At the age of six, I learned how to conserve ketchup for the first time. Squeeze the bottle, squeeze again, twist off the lid, pour water in, close the lid, shake, and squeeze once more. “Eat what you have, because many people aren’t fortunate enough to eat at all,” my grandmother trained me, she herself having learned this skill from her poor Russian-Jewish immigrant parents. With little money to spare, preserving food and money became treasured habits she attempted to extend to her own family. Despite their upbringing, my parents have been ingrained in the American around-the-clock work culture, constantly consumed by more important activities than eating. Part of this is due to the food insecurity inherited from my grandmother, as they have been taught to work hard and put a meal on the table. Despite the lengths my family has gone to obtain them, these meals have been seasoned with regret for as long as I have known.
The pure satisfaction brought along with cooking and preparing a meal is unmatched, but an activity my household hardly has time for. Diet culture praises, encourages, and idealizes flexibility and free time, convincing individuals to eat out less. The epitome of diet culture often revolves around making meals at home, taking time from individuals whose schedules do not allow it. Not only present on social media, diet culture and fatphobia have been present in established school systems, often disguised as nutrition lessons. I was given an assignment in middle school dance class to count my calories and present it on a poster board. Being swarmed by self-consciousness, putting all of this personal information on a presentation-ready poster made me grow weary. The mass of tears concealed in the glue of nutrition labels succeeded in making me weep once more as I walked around the room, staring at everyone’s posters. I had to constantly affirm myself with, “I love my body” and “Weight is mostly genetic.” Even still, I pondered what it would be like to not carry any personal rage over a mandatory assignment. While other kids were discussing their favorite dishes, I only felt disdain for my family and appearance, despite the fact that I loved them both. Despite knowing I should cherish my body, I felt even worse about how much I ate out.
Similar to food insecurity, American media has never been truly representative of curvy girls. Whenever curvy women are placed in media, they are over-sexualized or known as nothing but “the fat girl.” Without seeing any positive picture of women who looked like me, I discovered body positivity as a safe haven, but it ended up negatively affecting me. Through a casual TikTok scroll, a video of a chubbier, not too much older than me, girl dancing to a trending song popped up. Not thinking anything of it, I tapped into the most menacing corner of the internet: the comment section. With the video music replaying repeatedly, I got lost in the swarming, ever-consuming black hole of replies and likes. Backhanded compliments and hate were splattered all over; a bombardment of “Too much skin,” “You’re so brave,” “Go eat a salad,” and “Go curvy girl, go!” Although some comments were constructed with good intentions, it felt like an arrow to the heart seeing people push this girl into one box, and made me begin to contemplate how people viewed me as a human, since their view of my personal life is limited.
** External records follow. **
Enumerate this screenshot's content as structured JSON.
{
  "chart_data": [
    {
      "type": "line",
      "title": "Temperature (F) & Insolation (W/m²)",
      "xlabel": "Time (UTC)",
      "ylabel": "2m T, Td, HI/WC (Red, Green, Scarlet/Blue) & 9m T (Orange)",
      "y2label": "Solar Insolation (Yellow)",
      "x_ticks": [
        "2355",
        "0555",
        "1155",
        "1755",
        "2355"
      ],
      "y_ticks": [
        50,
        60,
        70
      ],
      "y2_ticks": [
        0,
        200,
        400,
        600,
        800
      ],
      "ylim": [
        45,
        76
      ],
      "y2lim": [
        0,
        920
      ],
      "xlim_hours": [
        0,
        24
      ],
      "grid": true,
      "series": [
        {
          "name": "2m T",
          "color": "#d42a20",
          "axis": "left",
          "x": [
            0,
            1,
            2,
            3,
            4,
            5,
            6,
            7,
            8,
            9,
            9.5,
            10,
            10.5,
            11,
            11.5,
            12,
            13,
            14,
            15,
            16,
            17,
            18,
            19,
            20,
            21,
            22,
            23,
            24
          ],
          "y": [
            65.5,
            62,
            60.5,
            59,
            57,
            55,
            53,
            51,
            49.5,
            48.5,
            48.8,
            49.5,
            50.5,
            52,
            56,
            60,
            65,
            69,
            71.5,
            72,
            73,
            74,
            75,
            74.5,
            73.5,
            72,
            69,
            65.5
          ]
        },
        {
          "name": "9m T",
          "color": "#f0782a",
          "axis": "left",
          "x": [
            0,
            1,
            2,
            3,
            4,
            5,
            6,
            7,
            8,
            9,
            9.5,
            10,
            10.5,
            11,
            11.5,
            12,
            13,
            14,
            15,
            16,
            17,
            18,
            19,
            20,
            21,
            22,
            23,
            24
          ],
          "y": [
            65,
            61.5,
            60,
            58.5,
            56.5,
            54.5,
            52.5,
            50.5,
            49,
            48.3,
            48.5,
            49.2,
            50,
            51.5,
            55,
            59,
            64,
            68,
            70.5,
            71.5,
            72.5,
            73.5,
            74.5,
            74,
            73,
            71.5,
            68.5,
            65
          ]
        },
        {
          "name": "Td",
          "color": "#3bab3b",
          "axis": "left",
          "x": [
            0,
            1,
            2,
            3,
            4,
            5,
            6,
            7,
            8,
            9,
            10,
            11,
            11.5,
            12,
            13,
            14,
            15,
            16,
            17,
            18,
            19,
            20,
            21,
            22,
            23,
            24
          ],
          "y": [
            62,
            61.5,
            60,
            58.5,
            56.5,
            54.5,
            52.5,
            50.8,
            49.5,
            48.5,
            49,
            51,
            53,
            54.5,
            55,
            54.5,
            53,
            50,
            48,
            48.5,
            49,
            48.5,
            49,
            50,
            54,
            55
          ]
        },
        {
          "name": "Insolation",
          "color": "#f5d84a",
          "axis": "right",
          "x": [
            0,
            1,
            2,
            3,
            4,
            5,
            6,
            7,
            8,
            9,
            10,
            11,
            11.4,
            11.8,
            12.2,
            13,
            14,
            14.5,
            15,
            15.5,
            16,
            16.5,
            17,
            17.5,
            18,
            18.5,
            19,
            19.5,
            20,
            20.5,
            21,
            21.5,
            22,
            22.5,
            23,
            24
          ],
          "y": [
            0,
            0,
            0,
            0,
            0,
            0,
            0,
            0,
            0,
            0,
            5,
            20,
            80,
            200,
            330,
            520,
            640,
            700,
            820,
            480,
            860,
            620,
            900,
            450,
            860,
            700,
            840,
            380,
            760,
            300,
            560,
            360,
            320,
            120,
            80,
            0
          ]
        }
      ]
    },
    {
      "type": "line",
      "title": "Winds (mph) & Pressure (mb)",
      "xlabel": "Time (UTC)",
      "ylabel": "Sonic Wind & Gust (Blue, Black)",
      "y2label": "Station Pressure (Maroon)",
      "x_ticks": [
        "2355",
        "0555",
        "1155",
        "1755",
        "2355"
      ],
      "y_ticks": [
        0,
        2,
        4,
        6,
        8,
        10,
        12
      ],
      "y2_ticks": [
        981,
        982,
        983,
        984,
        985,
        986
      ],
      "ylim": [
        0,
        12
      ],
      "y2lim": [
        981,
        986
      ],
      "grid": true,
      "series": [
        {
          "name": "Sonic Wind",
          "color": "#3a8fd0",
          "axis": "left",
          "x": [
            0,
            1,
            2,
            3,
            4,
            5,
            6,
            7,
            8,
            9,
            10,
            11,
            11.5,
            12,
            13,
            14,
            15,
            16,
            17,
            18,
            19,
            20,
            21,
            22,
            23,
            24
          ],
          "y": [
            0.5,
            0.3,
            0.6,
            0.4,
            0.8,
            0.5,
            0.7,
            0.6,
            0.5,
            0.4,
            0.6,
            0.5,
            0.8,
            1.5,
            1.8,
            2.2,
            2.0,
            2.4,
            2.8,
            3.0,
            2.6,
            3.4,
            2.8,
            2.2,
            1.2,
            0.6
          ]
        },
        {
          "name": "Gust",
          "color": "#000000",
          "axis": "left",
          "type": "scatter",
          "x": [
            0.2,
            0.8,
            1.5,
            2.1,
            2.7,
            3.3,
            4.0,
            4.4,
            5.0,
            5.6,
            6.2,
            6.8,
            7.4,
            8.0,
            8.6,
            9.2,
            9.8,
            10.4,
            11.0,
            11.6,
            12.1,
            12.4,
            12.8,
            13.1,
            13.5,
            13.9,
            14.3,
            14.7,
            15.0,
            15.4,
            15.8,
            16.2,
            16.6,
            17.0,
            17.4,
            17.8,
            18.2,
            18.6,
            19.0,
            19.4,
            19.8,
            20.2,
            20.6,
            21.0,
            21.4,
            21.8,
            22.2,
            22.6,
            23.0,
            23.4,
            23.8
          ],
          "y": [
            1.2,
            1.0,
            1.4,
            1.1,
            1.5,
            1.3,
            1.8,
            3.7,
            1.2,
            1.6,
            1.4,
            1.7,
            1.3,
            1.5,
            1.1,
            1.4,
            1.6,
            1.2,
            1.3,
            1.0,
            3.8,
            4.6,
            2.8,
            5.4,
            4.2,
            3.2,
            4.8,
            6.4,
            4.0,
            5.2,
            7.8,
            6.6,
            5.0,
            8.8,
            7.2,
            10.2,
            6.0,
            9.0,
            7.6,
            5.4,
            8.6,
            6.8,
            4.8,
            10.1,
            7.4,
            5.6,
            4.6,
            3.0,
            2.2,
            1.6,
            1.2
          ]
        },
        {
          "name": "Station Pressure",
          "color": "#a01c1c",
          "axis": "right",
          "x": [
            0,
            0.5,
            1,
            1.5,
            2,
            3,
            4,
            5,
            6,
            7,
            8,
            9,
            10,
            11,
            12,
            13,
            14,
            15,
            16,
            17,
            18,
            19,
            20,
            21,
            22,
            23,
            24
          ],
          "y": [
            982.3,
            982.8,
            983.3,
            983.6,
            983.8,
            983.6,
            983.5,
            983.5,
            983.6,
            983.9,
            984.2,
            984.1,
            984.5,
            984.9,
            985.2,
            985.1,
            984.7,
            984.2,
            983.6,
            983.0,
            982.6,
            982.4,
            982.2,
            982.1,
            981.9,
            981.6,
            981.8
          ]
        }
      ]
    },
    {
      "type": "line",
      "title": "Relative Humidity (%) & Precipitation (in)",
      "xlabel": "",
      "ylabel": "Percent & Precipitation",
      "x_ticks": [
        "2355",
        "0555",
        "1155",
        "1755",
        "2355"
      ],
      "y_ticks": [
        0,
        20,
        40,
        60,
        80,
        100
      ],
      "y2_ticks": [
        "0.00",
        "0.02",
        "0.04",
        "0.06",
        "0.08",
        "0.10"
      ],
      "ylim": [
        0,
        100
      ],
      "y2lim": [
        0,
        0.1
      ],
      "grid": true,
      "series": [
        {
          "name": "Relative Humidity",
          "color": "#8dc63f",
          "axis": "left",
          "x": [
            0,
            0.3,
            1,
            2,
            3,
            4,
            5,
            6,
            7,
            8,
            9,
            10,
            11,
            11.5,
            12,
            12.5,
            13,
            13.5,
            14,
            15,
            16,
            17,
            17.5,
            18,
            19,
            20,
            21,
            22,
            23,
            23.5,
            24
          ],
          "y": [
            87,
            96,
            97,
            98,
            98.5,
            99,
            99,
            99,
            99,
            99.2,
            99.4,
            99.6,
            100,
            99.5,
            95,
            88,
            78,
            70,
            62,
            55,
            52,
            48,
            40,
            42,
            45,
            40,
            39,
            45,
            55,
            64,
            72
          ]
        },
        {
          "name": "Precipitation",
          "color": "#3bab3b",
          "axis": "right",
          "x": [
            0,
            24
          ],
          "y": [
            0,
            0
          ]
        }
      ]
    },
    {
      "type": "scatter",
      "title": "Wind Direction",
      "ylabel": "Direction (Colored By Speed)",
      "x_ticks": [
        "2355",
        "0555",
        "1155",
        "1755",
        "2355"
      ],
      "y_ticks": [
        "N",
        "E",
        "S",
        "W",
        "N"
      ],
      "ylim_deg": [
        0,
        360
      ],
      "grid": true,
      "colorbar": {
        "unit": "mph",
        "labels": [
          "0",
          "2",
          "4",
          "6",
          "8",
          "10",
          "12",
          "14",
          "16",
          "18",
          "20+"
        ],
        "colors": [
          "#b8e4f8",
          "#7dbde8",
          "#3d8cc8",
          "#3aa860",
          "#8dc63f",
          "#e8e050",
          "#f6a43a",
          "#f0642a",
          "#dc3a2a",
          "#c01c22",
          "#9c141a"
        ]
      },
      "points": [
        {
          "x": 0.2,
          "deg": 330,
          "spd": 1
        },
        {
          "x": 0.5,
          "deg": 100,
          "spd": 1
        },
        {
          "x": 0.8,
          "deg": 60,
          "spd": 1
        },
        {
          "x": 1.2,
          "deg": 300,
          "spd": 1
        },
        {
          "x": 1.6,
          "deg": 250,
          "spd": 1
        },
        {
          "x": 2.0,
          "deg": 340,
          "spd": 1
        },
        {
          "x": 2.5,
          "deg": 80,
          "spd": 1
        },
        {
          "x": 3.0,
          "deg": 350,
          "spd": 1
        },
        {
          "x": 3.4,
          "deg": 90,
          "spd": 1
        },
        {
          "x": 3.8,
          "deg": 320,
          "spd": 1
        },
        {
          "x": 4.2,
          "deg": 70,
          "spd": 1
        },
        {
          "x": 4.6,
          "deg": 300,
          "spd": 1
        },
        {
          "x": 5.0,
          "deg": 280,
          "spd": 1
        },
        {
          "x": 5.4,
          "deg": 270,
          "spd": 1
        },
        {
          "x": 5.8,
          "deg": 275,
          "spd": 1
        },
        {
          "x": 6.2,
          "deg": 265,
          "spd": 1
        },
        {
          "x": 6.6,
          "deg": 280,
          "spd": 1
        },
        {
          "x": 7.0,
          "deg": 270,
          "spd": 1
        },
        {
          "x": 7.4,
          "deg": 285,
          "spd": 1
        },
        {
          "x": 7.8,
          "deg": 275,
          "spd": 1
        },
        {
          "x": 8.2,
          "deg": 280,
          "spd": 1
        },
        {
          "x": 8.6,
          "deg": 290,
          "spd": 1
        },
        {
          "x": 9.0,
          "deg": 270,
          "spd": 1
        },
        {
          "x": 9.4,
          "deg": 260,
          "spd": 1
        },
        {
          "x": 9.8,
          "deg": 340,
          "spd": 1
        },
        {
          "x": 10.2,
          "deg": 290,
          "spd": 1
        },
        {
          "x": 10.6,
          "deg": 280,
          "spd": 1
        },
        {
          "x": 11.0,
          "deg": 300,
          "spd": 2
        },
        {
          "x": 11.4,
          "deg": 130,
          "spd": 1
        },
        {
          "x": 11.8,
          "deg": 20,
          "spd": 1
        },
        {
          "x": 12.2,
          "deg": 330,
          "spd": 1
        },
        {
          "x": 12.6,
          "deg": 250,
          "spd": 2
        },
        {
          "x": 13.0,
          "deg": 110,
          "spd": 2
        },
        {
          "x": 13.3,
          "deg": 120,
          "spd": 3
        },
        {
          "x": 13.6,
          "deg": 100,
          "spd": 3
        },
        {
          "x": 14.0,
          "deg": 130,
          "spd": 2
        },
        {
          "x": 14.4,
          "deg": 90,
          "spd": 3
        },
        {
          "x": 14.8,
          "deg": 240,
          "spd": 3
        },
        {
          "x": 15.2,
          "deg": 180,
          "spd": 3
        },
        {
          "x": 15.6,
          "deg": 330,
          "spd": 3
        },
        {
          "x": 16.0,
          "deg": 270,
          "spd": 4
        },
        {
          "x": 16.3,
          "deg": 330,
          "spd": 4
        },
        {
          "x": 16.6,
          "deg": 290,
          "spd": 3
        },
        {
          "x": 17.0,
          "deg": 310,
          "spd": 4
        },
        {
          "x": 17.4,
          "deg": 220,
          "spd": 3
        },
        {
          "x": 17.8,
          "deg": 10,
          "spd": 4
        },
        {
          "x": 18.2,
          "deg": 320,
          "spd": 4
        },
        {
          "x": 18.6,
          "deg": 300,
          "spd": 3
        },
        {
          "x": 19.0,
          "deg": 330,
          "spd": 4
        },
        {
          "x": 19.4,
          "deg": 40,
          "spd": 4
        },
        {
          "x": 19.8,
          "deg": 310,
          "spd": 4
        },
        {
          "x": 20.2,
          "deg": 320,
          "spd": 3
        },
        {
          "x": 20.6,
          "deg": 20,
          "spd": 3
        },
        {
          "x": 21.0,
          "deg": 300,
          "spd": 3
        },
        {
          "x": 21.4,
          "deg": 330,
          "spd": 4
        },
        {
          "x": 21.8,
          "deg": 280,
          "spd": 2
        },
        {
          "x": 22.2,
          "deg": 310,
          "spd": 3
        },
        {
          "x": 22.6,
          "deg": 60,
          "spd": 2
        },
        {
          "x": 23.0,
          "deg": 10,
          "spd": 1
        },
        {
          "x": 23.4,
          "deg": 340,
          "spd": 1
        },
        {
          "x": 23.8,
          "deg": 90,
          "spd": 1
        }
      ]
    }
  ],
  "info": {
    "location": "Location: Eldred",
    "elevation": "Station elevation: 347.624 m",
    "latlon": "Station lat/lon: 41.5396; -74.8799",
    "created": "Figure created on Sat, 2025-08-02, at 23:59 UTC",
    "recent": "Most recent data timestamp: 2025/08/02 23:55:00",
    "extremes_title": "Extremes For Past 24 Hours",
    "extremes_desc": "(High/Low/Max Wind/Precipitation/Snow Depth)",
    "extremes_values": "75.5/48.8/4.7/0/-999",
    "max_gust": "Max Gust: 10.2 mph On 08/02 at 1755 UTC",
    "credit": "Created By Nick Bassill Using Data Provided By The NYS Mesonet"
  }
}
Growing up in the American around-the-clock work culture where cooking at home is a luxury of time many people lack, combined with society’s robust fatphobia despite one’s personal circumstances and genetics has made me realize one thing: people must relearn how to perceive others. Seemingly harmless comments and jokes have the power to gut confidence and self-worth, especially when one’s body image is wrapped up in ancestral culture and history. How both my grandmother and I were raised has affected my empathy toward individuals who lack access to healthy food, as well as the time needed to make it, knowing that body shape is not a choice.